Plenty of CDBG money has gone into Jamestown. Mostly in different parts of town. At its peak the city was 50k people. Now more like <30k. That house is shot. If you go west a bit you can find the worst off housing in the city (right next to a park oddly enough). That part of the north side of town also has really nice old houses east of the cemetery.

Imagine manhattan before Central Park.


I left Western NY decades ago, a small town 60 miles from Buffalo, because there was nothing there for me. It's not a place for software entrepreneurs. But now, as I struggle with costs in downtown Chicago, I wonder if there's some way to make something of the old place.

The answer is no, unless you can attract the right people there, and for that there has to be a good job and at least few amenities. Both can be created, but only if lightning strikes. It's a tough situation.


a) Chicago is pretty cheap.

b) Why do you have to be downtown?
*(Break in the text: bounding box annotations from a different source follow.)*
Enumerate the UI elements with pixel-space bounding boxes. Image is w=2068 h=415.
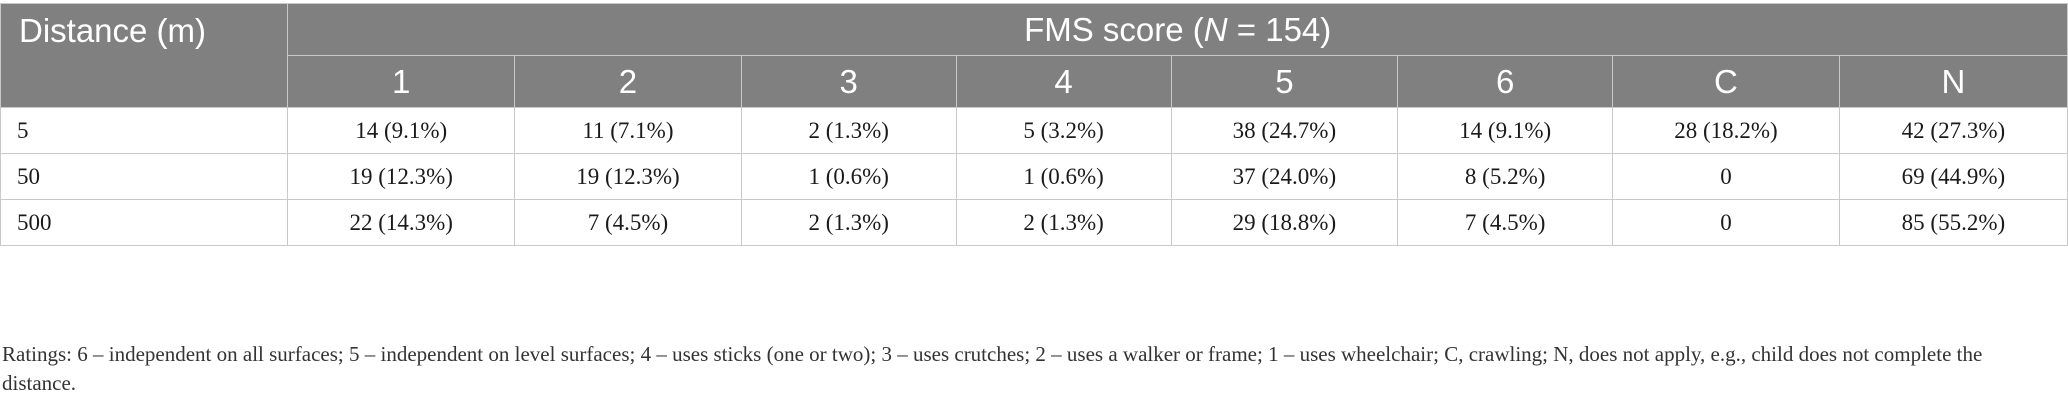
table-cell: 11 (7.1%) — [514, 107, 742, 154]
table-cell: 14 (9.1%) — [287, 107, 516, 154]
column-header: 3 — [740, 55, 957, 108]
fms-header-n: N — [1203, 10, 1228, 48]
table-cell: 7 (4.5%) — [1397, 199, 1614, 246]
table-cell: 1 (0.6%) — [740, 153, 957, 200]
table-cell: 8 (5.2%) — [1397, 153, 1614, 200]
table-footnote: Ratings: 6 – independent on all surfaces… — [2, 342, 1983, 395]
table-cell: 14 (9.1%) — [1397, 107, 1614, 154]
column-header: 5 — [1170, 55, 1399, 108]
table-cell: 28 (18.2%) — [1612, 107, 1840, 154]
table-cell: 85 (55.2%) — [1838, 199, 2068, 246]
table-cell: 69 (44.9%) — [1838, 153, 2068, 200]
distance-column-header: Distance (m) — [0, 3, 289, 108]
column-header: 4 — [955, 55, 1172, 108]
column-header: N — [1838, 55, 2068, 108]
distance-cell: 5 — [0, 107, 289, 154]
table-cell: 38 (24.7%) — [1170, 107, 1399, 154]
fms-score-group-header: FMS score (N = 154) — [287, 3, 2068, 56]
table-cell: 29 (18.8%) — [1170, 199, 1399, 246]
table-cell: 2 (1.3%) — [955, 199, 1172, 246]
table-cell: 0 — [1612, 153, 1840, 200]
distance-cell: 50 — [0, 153, 289, 200]
table-cell: 7 (4.5%) — [514, 199, 742, 246]
column-header: 2 — [514, 55, 742, 108]
table-row: 500 22 (14.3%) 7 (4.5%) 2 (1.3%) 2 (1.3%… — [0, 199, 2068, 246]
fms-score-table: Distance (m) FMS score (N = 154) 1 2 3 4… — [0, 3, 2068, 246]
table-row: 5 14 (9.1%) 11 (7.1%) 2 (1.3%) 5 (3.2%) … — [0, 107, 2068, 154]
table-cell: 2 (1.3%) — [740, 199, 957, 246]
table-row: 50 19 (12.3%) 19 (12.3%) 1 (0.6%) 1 (0.6… — [0, 153, 2068, 200]
column-header: C — [1612, 55, 1840, 108]
table-cell: 42 (27.3%) — [1838, 107, 2068, 154]
column-header: 6 — [1397, 55, 1614, 108]
table-cell: 19 (12.3%) — [287, 153, 516, 200]
fms-header-suffix: = 154) — [1227, 10, 1332, 48]
column-header: 1 — [287, 55, 516, 108]
table-cell: 2 (1.3%) — [740, 107, 957, 154]
fms-header-prefix: FMS score ( — [1024, 10, 1204, 48]
table-cell: 5 (3.2%) — [955, 107, 1172, 154]
table-cell: 0 — [1612, 199, 1840, 246]
table-cell: 22 (14.3%) — [287, 199, 516, 246]
table-cell: 37 (24.0%) — [1170, 153, 1399, 200]
header-row-group: Distance (m) FMS score (N = 154) — [0, 3, 2068, 108]
table-cell: 1 (0.6%) — [955, 153, 1172, 200]
header-row-columns: 1 2 3 4 5 6 C N — [1, 55, 2068, 108]
distance-cell: 500 — [0, 199, 289, 246]
table-cell: 19 (12.3%) — [514, 153, 742, 200]
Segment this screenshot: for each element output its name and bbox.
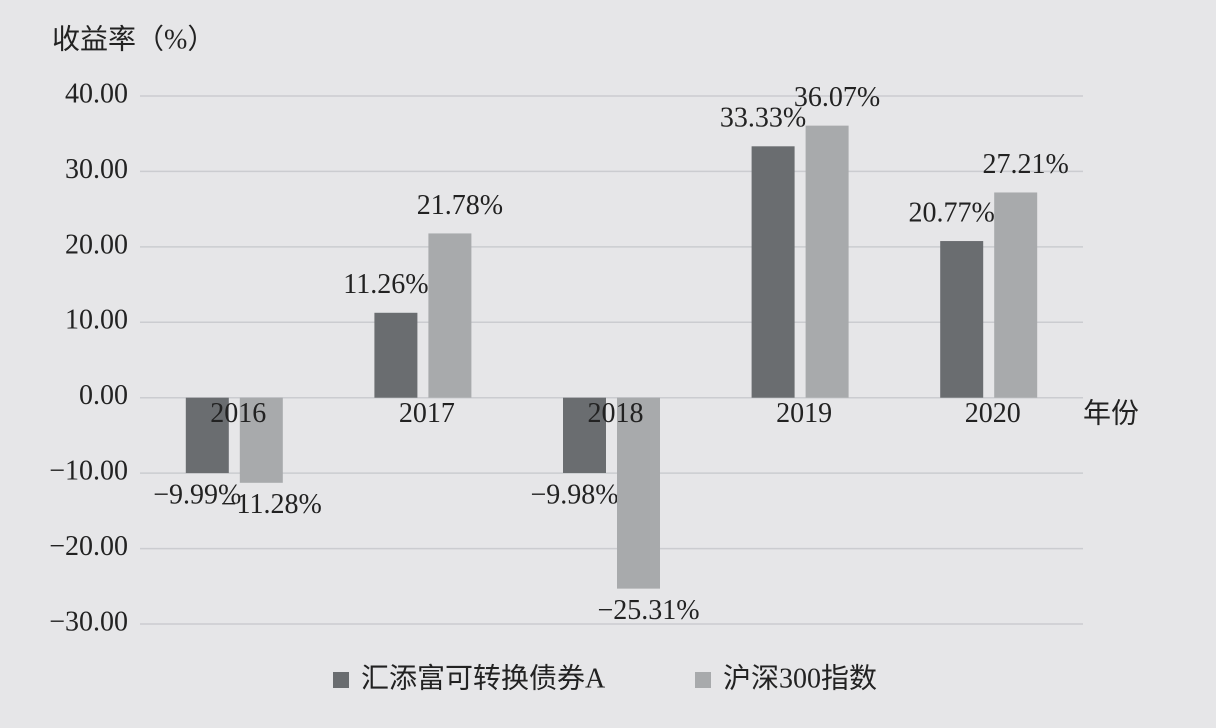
x-tick-label: 2020 <box>965 398 1021 429</box>
x-tick-label: 2018 <box>588 398 644 429</box>
data-label: −11.28% <box>221 489 322 520</box>
y-tick-label: −10.00 <box>49 456 128 487</box>
x-axis-label: 年份 <box>1083 397 1139 429</box>
data-label: 11.26% <box>343 269 428 300</box>
y-tick-label: −20.00 <box>49 531 128 562</box>
legend-swatch <box>695 672 711 688</box>
y-tick-label: 30.00 <box>65 154 128 185</box>
bar <box>563 397 606 473</box>
legend-label: 汇添富可转换债券A <box>361 662 606 694</box>
bar <box>374 312 418 398</box>
data-label: −9.99% <box>153 479 241 510</box>
y-tick-label: 10.00 <box>65 305 128 336</box>
data-label: 36.07% <box>794 82 880 113</box>
data-label: 33.33% <box>720 103 806 134</box>
bar <box>805 125 849 398</box>
x-tick-label: 2016 <box>210 398 266 429</box>
x-tick-label: 2019 <box>776 398 832 429</box>
bar <box>428 233 472 398</box>
bar <box>940 241 984 398</box>
data-label: −25.31% <box>597 595 699 626</box>
bar <box>185 397 229 474</box>
y-tick-label: 0.00 <box>79 380 128 411</box>
x-tick-label: 2017 <box>399 398 455 429</box>
legend-label: 沪深300指数 <box>723 662 877 694</box>
y-axis-label: 收益率（%） <box>52 23 215 55</box>
y-tick-label: 40.00 <box>65 78 128 109</box>
legend-swatch <box>333 672 349 688</box>
y-tick-label: −30.00 <box>49 606 128 637</box>
bar <box>994 192 1038 398</box>
bar <box>751 146 795 398</box>
bar <box>617 397 660 589</box>
bar <box>239 397 283 483</box>
data-label: 20.77% <box>909 197 995 228</box>
y-tick-label: 20.00 <box>65 229 128 260</box>
data-label: 27.21% <box>983 149 1069 180</box>
data-label: −9.98% <box>530 479 618 510</box>
data-label: 21.78% <box>417 190 503 221</box>
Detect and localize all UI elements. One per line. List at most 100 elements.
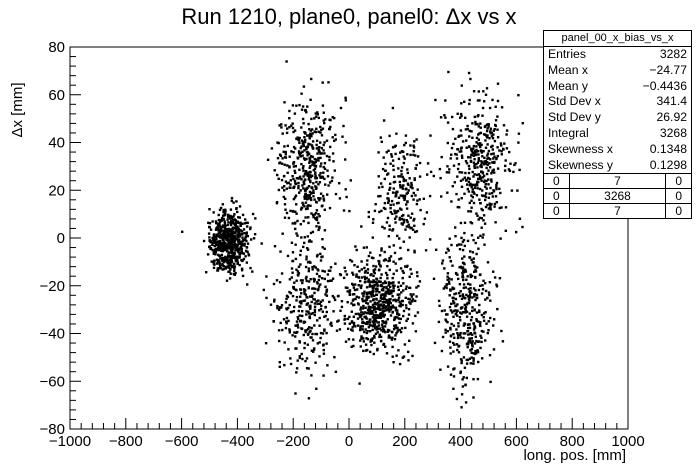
data-point xyxy=(306,145,310,149)
data-point xyxy=(418,198,421,201)
data-point xyxy=(474,349,477,353)
data-point xyxy=(311,294,314,297)
data-point xyxy=(281,328,284,332)
data-point xyxy=(328,181,332,184)
data-point xyxy=(461,248,465,252)
data-point xyxy=(334,192,338,196)
data-point xyxy=(296,137,299,141)
data-point xyxy=(393,175,396,178)
data-point xyxy=(294,288,297,291)
data-point xyxy=(452,350,455,353)
data-point xyxy=(403,343,407,346)
data-point xyxy=(285,60,288,63)
data-point xyxy=(353,288,357,292)
data-point xyxy=(375,303,378,306)
data-point xyxy=(477,218,480,221)
data-point xyxy=(395,215,398,218)
data-point xyxy=(323,208,326,211)
data-point xyxy=(337,294,340,298)
data-point xyxy=(225,258,229,261)
data-point xyxy=(299,146,302,150)
data-point xyxy=(416,274,419,278)
data-point xyxy=(320,147,324,150)
data-point xyxy=(461,257,464,260)
data-point xyxy=(451,115,454,119)
data-point xyxy=(474,335,477,338)
data-point xyxy=(290,124,293,127)
data-point xyxy=(468,145,471,149)
data-point xyxy=(335,329,339,332)
data-point xyxy=(374,265,378,268)
data-point xyxy=(322,199,326,202)
data-point xyxy=(472,287,476,290)
data-point xyxy=(224,236,227,239)
data-point xyxy=(371,310,374,313)
data-point xyxy=(367,254,371,258)
data-point xyxy=(406,168,409,171)
data-point xyxy=(405,219,408,222)
data-point xyxy=(281,157,284,160)
data-point xyxy=(361,325,364,328)
data-point xyxy=(303,158,307,161)
data-point xyxy=(309,143,312,146)
data-point xyxy=(319,307,323,311)
data-point xyxy=(405,225,408,228)
data-point xyxy=(225,242,228,245)
data-point xyxy=(454,235,457,238)
data-point xyxy=(307,327,310,331)
data-point xyxy=(341,135,344,138)
data-point xyxy=(405,306,408,310)
data-point xyxy=(364,349,368,352)
data-point xyxy=(383,227,386,230)
data-point xyxy=(465,376,468,380)
data-point xyxy=(240,267,244,270)
data-point xyxy=(331,294,334,298)
data-point xyxy=(287,306,290,310)
data-point xyxy=(382,286,386,289)
data-point xyxy=(282,195,285,199)
data-point xyxy=(463,100,466,103)
data-point xyxy=(310,117,313,121)
data-point xyxy=(306,333,310,336)
data-point xyxy=(486,143,489,146)
data-point xyxy=(344,99,347,102)
data-point xyxy=(477,247,480,250)
data-point xyxy=(295,347,298,350)
data-point xyxy=(472,161,476,164)
data-point xyxy=(473,342,477,345)
data-point xyxy=(307,240,311,243)
data-point xyxy=(285,320,288,323)
data-point xyxy=(479,334,482,337)
data-point xyxy=(399,284,403,287)
data-point xyxy=(361,328,364,331)
data-point xyxy=(332,310,335,313)
data-point xyxy=(387,303,391,307)
data-point xyxy=(369,300,372,303)
data-point xyxy=(503,142,506,145)
stats-box: panel_00_x_bias_vs_x Entries 3282 Mean x −2… xyxy=(543,30,692,220)
data-point xyxy=(278,339,281,343)
data-point xyxy=(226,265,229,268)
data-point xyxy=(285,297,288,301)
data-point xyxy=(496,128,499,131)
data-point xyxy=(398,328,402,332)
data-point xyxy=(372,298,375,301)
data-point xyxy=(304,201,308,204)
data-point xyxy=(323,141,326,144)
data-point xyxy=(475,319,478,323)
data-point xyxy=(510,189,514,192)
data-point xyxy=(368,308,372,311)
data-point xyxy=(387,301,390,305)
data-point xyxy=(416,188,419,191)
data-point xyxy=(363,330,366,334)
data-point xyxy=(232,215,235,218)
data-point xyxy=(297,309,300,313)
data-point xyxy=(481,176,485,179)
stats-value: 3282 xyxy=(659,47,687,61)
data-point xyxy=(382,320,385,323)
data-point xyxy=(459,370,462,373)
data-point xyxy=(299,320,302,323)
data-point xyxy=(472,154,475,157)
data-point xyxy=(487,320,490,323)
data-point xyxy=(240,251,244,255)
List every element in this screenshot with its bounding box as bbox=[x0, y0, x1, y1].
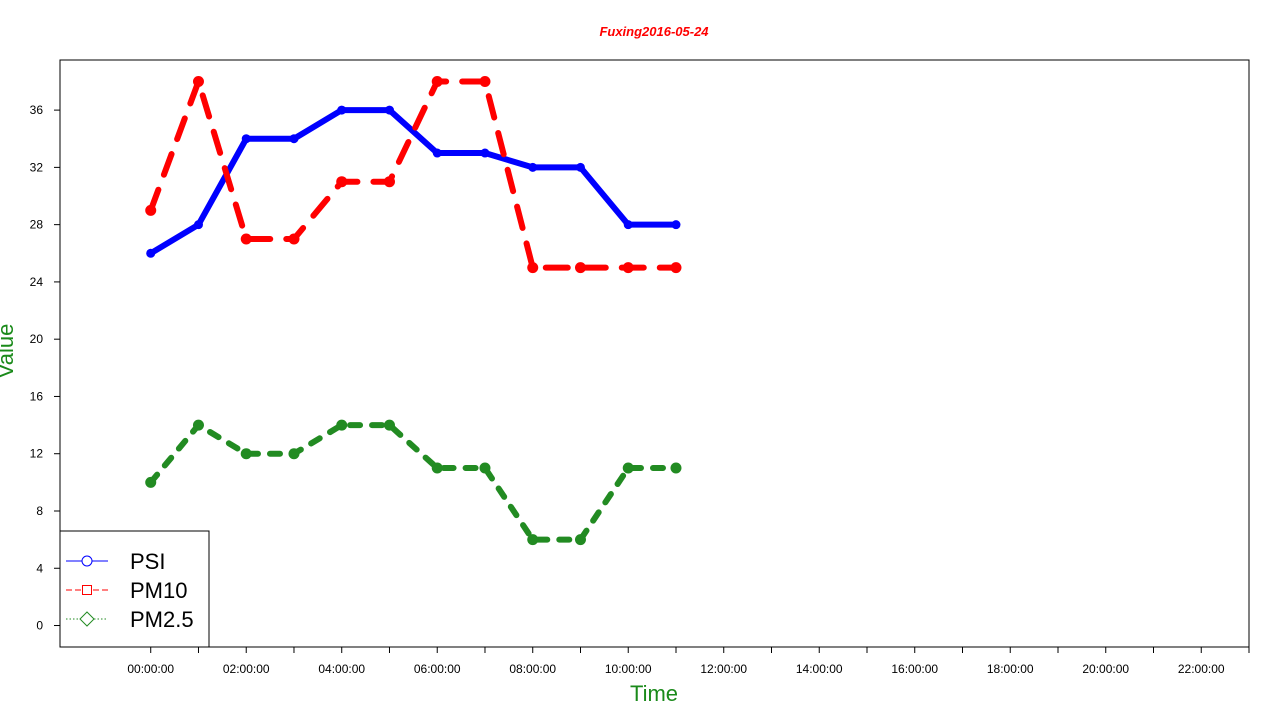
x-tick-label: 18:00:00 bbox=[987, 662, 1034, 676]
data-point bbox=[622, 462, 634, 474]
data-point bbox=[431, 462, 443, 474]
legend-label: PM10 bbox=[130, 578, 187, 603]
x-tick-label: 12:00:00 bbox=[700, 662, 747, 676]
data-point bbox=[479, 75, 491, 87]
legend-marker-diamond bbox=[79, 611, 95, 627]
x-tick-label: 14:00:00 bbox=[796, 662, 843, 676]
data-point bbox=[622, 262, 634, 274]
data-point bbox=[241, 134, 251, 144]
data-point bbox=[145, 476, 157, 488]
data-point bbox=[432, 148, 442, 158]
data-point bbox=[528, 162, 538, 172]
data-point bbox=[240, 233, 252, 245]
x-tick-label: 02:00:00 bbox=[223, 662, 270, 676]
data-point bbox=[670, 462, 682, 474]
data-point bbox=[623, 220, 633, 230]
legend: PSI PM10 PM2.5 bbox=[59, 530, 210, 648]
x-tick-label: 00:00:00 bbox=[127, 662, 174, 676]
data-point bbox=[192, 75, 204, 87]
legend-label: PM2.5 bbox=[130, 607, 194, 632]
y-tick-label: 24 bbox=[30, 275, 44, 289]
data-point bbox=[574, 534, 586, 546]
data-point bbox=[480, 148, 490, 158]
y-axis-title: Value bbox=[0, 324, 18, 379]
data-point bbox=[671, 220, 681, 230]
y-tick-label: 16 bbox=[30, 389, 44, 403]
data-point bbox=[288, 233, 300, 245]
data-point bbox=[670, 262, 682, 274]
legend-label: PSI bbox=[130, 549, 165, 574]
series-psi bbox=[146, 105, 681, 258]
data-point bbox=[146, 248, 156, 258]
legend-marker-square bbox=[82, 585, 92, 595]
series-line bbox=[147, 78, 679, 271]
y-tick-label: 8 bbox=[36, 504, 43, 518]
series-pm2-5 bbox=[145, 419, 682, 546]
series-line bbox=[147, 107, 679, 257]
x-tick-label: 08:00:00 bbox=[509, 662, 556, 676]
data-point bbox=[192, 419, 204, 431]
data-point bbox=[384, 105, 394, 115]
series-line bbox=[147, 422, 679, 543]
y-tick-label: 32 bbox=[30, 160, 44, 174]
data-point bbox=[288, 448, 300, 460]
data-point bbox=[193, 220, 203, 230]
x-tick-label: 22:00:00 bbox=[1178, 662, 1225, 676]
legend-marker-circle bbox=[81, 555, 93, 567]
chart-title: Fuxing2016-05-24 bbox=[599, 24, 709, 39]
data-point bbox=[479, 462, 491, 474]
data-point bbox=[289, 134, 299, 144]
data-point bbox=[337, 105, 347, 115]
data-point bbox=[383, 419, 395, 431]
y-tick-label: 28 bbox=[30, 218, 44, 232]
x-axis: 00:00:00 02:00:00 04:00:00 06:00:00 08:00:00… bbox=[127, 647, 1250, 676]
x-tick-label: 20:00:00 bbox=[1082, 662, 1129, 676]
data-point bbox=[575, 162, 585, 172]
x-axis-title: Time bbox=[630, 681, 678, 706]
data-point bbox=[240, 448, 252, 460]
data-point bbox=[574, 262, 586, 274]
plot-frame bbox=[59, 59, 1250, 648]
y-tick-label: 12 bbox=[30, 447, 44, 461]
series-layer bbox=[145, 75, 682, 546]
data-point bbox=[383, 176, 395, 188]
y-axis: 0 4 8 12 16 20 24 28 32 36 bbox=[30, 103, 60, 633]
series-pm10 bbox=[145, 75, 682, 274]
y-tick-label: 20 bbox=[30, 332, 44, 346]
data-point bbox=[527, 262, 539, 274]
y-tick-label: 36 bbox=[30, 103, 44, 117]
x-tick-label: 16:00:00 bbox=[891, 662, 938, 676]
data-point bbox=[145, 204, 157, 216]
data-point bbox=[336, 176, 348, 188]
data-point bbox=[336, 419, 348, 431]
y-tick-label: 0 bbox=[36, 619, 43, 633]
y-tick-label: 4 bbox=[36, 561, 43, 575]
x-tick-label: 06:00:00 bbox=[414, 662, 461, 676]
x-tick-label: 04:00:00 bbox=[318, 662, 365, 676]
x-tick-label: 10:00:00 bbox=[605, 662, 652, 676]
data-point bbox=[527, 534, 539, 546]
data-point bbox=[431, 75, 443, 87]
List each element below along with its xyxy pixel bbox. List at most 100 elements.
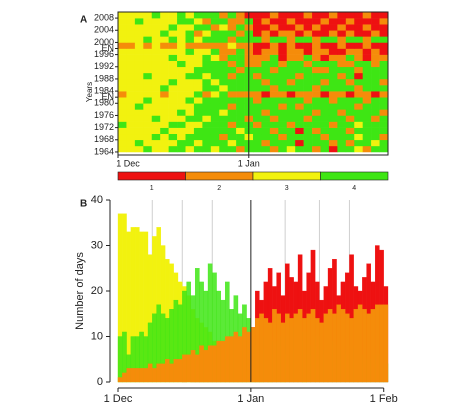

There are lots of suburbs and regional towns connected with good rail.


Location is basically an extortion racket enabled by the economic collapse of the U.S. outside of a handful of star cities. With NIMBY policies, people in economically vibrant locations keep supply artificially low. This way, a class of people who've ceased providing value can still enrich themselves on a self-sustaining pattern of clueless talent rushing in for the gold rush.

What we see is that most of the country is dying-- that's why the real estate is so cheap in places like Jamestown-- but that's driving the costs in the few not-dying stretches to obscene levels.


The problem is that this is happening everywhere, not just the US. Everything outside the main cities is becoming more and more worthless.

That will switch when oil becomes cheap again. Of course, that may never happen.